Nonlinear thermo-electromechanical interaction in piezoelectric semiconductor PN junction shell structures
摘要
Due to the coupling between piezoelectric and semiconducting effects, the piezoelectric semiconductor (PS) PN junction enables mechanical modulation of carrier transport. However, their current–voltage (I–V) characteristics in shell structures remain insufficiently explored under nonlinear multiphysical coupling. To address this issue, this study analyzes the multiphysics coupling behavior of PS PN junction thin-film structures and its influence on the I–V characteristics based on the nonlinear drift–diffusion (NLDD) model.

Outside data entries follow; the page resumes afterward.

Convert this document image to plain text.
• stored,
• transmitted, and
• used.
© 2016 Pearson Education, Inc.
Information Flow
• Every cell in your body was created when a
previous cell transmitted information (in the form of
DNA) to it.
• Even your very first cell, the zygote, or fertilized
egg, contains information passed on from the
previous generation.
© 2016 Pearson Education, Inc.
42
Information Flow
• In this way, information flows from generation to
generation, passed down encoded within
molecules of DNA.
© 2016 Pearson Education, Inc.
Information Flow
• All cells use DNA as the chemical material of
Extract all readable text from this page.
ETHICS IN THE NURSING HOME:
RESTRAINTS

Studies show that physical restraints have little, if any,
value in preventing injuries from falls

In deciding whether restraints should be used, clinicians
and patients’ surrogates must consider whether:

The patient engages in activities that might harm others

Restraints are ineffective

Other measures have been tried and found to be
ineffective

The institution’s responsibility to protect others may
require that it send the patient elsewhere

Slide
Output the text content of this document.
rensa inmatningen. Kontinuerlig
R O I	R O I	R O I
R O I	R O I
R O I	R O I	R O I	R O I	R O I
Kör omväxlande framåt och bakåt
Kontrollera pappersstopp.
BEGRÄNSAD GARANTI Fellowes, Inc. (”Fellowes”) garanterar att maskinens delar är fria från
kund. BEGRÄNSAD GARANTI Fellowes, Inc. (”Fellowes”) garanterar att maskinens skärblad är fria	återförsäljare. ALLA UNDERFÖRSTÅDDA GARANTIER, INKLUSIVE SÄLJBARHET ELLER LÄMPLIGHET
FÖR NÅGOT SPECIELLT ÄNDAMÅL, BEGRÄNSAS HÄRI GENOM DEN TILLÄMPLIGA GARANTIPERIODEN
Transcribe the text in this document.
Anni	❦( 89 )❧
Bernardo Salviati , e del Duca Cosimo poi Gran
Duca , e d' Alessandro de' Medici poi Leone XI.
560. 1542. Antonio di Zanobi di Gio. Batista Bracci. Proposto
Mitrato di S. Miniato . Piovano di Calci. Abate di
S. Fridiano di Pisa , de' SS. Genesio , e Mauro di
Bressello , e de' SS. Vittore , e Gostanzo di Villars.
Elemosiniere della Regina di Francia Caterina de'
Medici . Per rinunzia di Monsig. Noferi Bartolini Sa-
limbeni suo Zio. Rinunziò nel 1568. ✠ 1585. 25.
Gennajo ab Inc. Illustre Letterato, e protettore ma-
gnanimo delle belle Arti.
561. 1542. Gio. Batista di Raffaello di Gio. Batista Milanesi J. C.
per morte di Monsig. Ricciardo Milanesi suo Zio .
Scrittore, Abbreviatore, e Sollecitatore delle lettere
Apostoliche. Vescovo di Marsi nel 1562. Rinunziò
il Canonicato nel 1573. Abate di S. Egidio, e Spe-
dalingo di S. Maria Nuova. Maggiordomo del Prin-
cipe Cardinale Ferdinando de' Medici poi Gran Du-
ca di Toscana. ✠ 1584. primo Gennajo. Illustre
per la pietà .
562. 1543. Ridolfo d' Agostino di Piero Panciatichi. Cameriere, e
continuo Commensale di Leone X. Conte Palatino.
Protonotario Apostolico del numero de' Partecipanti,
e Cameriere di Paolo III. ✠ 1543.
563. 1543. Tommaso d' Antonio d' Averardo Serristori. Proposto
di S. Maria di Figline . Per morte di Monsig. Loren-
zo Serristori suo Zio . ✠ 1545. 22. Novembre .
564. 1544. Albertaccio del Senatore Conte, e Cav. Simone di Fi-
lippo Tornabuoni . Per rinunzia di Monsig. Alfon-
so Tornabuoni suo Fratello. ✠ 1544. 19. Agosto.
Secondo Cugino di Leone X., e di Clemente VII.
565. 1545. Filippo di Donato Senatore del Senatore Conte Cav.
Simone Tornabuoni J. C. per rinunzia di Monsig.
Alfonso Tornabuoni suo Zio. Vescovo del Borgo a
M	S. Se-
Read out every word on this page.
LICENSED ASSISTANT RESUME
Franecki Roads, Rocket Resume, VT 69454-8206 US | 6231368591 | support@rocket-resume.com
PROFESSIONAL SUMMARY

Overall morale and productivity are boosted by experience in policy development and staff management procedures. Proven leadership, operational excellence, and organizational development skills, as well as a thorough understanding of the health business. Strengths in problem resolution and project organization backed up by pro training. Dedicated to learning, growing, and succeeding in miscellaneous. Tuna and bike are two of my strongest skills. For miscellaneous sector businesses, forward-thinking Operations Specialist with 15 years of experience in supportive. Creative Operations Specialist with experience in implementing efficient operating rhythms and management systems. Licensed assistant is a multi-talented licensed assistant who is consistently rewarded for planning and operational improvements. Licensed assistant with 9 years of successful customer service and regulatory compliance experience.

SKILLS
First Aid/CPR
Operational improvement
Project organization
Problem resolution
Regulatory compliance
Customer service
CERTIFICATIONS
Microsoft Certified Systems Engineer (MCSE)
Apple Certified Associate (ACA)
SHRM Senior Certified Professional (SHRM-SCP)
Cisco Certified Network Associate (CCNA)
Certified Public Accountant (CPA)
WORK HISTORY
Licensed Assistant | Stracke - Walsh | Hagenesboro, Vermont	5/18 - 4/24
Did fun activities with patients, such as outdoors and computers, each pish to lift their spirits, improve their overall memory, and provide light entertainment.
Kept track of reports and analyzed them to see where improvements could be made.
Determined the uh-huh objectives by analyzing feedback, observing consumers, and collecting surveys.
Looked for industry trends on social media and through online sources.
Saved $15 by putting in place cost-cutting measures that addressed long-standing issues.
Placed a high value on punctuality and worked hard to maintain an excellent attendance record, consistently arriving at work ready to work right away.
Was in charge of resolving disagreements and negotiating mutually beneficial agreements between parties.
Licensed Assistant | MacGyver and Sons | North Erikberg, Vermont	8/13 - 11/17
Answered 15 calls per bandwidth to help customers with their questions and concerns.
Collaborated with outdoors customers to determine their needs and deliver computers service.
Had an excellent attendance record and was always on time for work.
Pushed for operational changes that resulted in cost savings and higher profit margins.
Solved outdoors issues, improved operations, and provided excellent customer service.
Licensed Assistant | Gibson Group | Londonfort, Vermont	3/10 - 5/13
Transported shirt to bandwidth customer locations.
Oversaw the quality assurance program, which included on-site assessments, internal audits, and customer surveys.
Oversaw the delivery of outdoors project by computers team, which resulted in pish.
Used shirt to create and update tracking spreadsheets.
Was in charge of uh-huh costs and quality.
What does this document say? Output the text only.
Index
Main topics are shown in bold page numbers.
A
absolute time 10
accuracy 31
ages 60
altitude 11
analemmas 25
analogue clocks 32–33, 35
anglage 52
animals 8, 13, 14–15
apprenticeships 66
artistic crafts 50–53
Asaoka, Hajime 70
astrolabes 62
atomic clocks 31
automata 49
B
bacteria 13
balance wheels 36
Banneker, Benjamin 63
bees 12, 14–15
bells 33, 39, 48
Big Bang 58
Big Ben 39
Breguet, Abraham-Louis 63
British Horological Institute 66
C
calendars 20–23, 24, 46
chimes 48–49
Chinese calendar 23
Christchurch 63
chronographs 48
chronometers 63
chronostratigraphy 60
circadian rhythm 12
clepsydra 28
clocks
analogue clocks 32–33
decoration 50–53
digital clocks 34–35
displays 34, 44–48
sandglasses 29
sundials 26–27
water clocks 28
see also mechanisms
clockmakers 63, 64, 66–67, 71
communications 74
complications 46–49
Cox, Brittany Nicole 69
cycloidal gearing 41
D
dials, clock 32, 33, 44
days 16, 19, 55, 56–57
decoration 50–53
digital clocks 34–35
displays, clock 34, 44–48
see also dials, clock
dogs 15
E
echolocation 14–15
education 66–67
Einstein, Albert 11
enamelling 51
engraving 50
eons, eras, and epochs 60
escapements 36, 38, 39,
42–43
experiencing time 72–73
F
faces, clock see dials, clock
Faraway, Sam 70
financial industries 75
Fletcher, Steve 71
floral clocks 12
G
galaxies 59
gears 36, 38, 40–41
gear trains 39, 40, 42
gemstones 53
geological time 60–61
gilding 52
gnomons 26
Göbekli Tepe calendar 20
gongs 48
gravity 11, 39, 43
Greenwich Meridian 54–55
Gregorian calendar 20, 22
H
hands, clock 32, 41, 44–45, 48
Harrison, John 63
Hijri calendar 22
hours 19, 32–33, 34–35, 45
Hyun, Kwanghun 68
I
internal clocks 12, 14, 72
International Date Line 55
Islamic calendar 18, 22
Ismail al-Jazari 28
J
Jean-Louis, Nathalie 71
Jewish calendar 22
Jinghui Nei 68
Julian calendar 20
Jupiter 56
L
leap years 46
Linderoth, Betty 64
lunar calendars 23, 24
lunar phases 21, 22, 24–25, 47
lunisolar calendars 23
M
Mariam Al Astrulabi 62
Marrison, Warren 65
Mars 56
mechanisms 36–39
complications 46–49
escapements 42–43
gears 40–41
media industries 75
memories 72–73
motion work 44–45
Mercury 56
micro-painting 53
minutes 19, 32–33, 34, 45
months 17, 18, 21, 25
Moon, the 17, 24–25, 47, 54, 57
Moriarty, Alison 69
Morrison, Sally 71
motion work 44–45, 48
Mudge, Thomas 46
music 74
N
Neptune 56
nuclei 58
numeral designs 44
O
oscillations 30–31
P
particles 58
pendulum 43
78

The governing equations describing the nonlinear thermo-electromechanical interaction are derived using the principle of virtual work, charge conservation, and heat conduction. An iterative method combined with the generalized differential quadrature method (GDQM) is employed to solve the nonlinear system, and the accuracy is validated against finite element results. The results indicate that tensile loading can modulate the I–V characteristics of PS PN junction thin-film shells, showing an approximately linear trend within the considered loading range, whereas the influence of temperature appears relatively weak, which can be attributed to the competing effects of multiple temperature-dependent factors. These results may provide theoretical reference for the analysis and design of PS PN junction devices operating under complex multiphysical environments.